Robust and Accurate 3D Self-Portraits in Seconds

• Published in: IEEE transactions on pattern analysis and machine intelligence Vol. 44; no. 11; pp. 7854 - 7870
• Main Authors: Li, Zhe, Yu, Tao, Zheng, Zerong, Liu, Yebin
• Format: Journal Article
• Language: English
• Published: New York IEEE 01.11.2022; The Institute of Electrical and Electronics Engineers, Inc. (IEEE)
• Subjects: 3D human reconstruction; Algorithms; Bundle adjustment; Datasets; Image reconstruction; Optimization; Parametric statistics; Reconstruction; RGBD sensor; Robustness; Shape; Solid modeling; Strain; Surface reconstruction; Texture; texture optimization; Three dimensional models; volumetric fusion
• ISSN: 0162-8828; 1939-3539; 2160-9292; 1939-3539
• DOI: 10.1109/TPAMI.2021.3113164

In this paper, we propose an efficient method for robust and accurate 3D self-portraits using a single RGBD camera.
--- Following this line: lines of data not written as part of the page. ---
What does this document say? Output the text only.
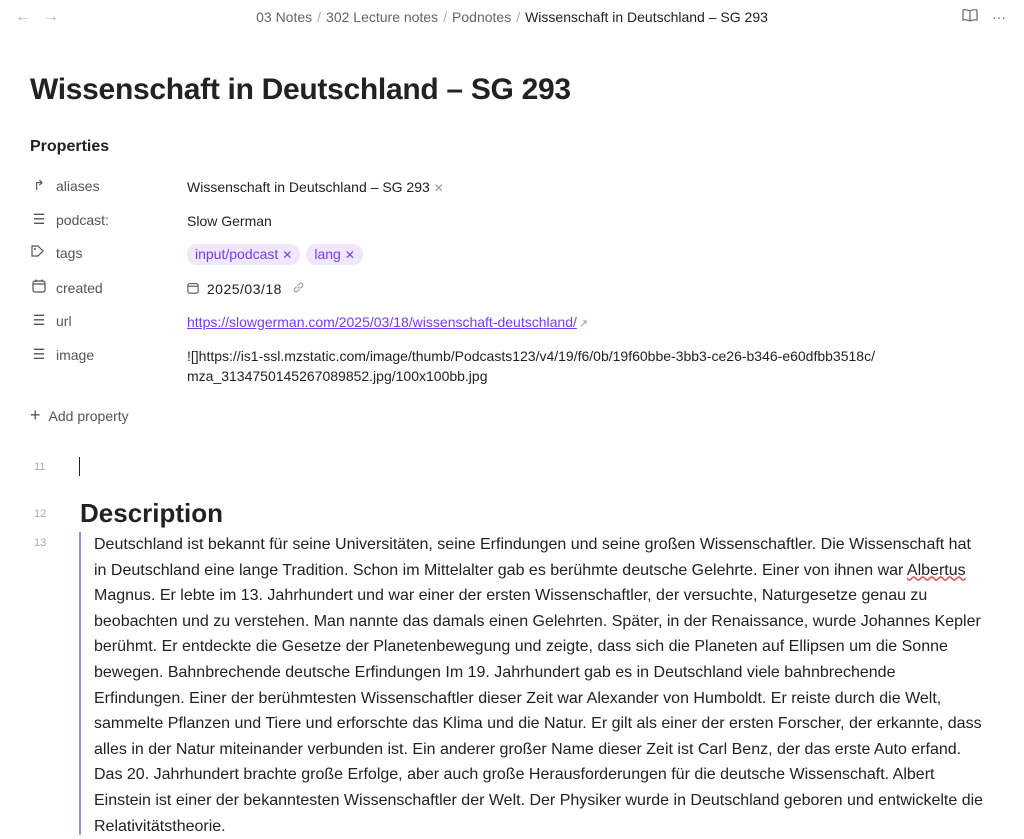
← →	03 Notes / 302 Lecture notes / Podnotes / Wissenschaft in Deutschland – SG 293	···
Wissenschaft in Deutschland – SG 293
Properties
↱ aliases	Wissenschaft in Deutschland – SG 293 ✕
☰ podcast:	Slow German
tags	input/podcast ✕ lang ✕
created	2025/03/18
☰ url	https://slowgerman.com/2025/03/18/wissenschaft-deutschland/ ↗
☰ image	![]https://is1-ssl.mzstatic.com/image/thumb/Podcasts123/v4/19/f6/0b/19f60bbe-3bb3-ce26-b346-e60dfbb3518c/mza_3134750145267089852.jpg/100x100bb.jpg
+ Add property
11
12 Description
13	Deutschland ist bekannt für seine Universitäten, seine Erfindungen und seine großen Wissenschaftler. Die Wissenschaft hat in Deutschland eine lange Tradition. Schon im Mittelalter gab es berühmte deutsche Gelehrte. Einer von ihnen war Albertus Magnus. Er lebte im 13. Jahrhundert und war einer der ersten Wissenschaftler, der versuchte, Naturgesetze genau zu beobachten und zu verstehen. Man nannte das damals einen Gelehrten. Später, in der Renaissance, wurde Johannes Kepler berühmt. Er entdeckte die Gesetze der Planetenbewegung und zeigte, dass sich die Planeten auf Ellipsen um die Sonne bewegen. Bahnbrechende deutsche Erfindungen Im 19. Jahrhundert gab es in Deutschland viele bahnbrechende Erfindungen. Einer der berühmtesten Wissenschaftler dieser Zeit war Alexander von Humboldt. Er reiste durch die Welt, sammelte Pflanzen und Tiere und erforschte das Klima und die Natur. Er gilt als einer der ersten Forscher, der erkannte, dass alles in der Natur miteinander verbunden ist. Ein anderer großer Name dieser Zeit ist Carl Benz, der das erste Auto erfand. Das 20. Jahrhundert brachte große Erfolge, aber auch große Herausforderungen für die deutsche Wissenschaft. Albert Einstein ist einer der bekanntesten Wissenschaftler der Welt. Der Physiker wurde in Deutschland geboren und entwickelte die Relativitätstheorie.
Our method can generate detailed and realistic 3D self-portraits in seconds and shows the ability to handle subjects wearing extremely loose clothes. To achieve highly efficient and robust reconstruction, we propose PIFusion, which combines learning-based 3D recovery with volumetric non-rigid fusion to generate accurate sparse partial scans of the subject. Meanwhile, a non-rigid volumetric deformation method is proposed to continuously refine the learned shape prior. Moreover, a lightweight bundle adjustment algorithm is proposed to guarantee that all the partial scans can not only "loop" with each other but also remain consistent with the selected live key observations. Finally, to further generate realistic portraits, we propose non-rigid texture optimization to improve the texture quality. Additionally, we also contribute a benchmark for single-view 3D self-portrait reconstruction, an evaluation dataset that contains 10 single-view RGBD sequences of a self-rotating performer wearing various clothes and the corresponding ground-truth 3D models in the first frame of each sequence. The results and experiments based on this dataset show that the proposed method outperforms state-of-the-art methods on accuracy, efficiency, and generality.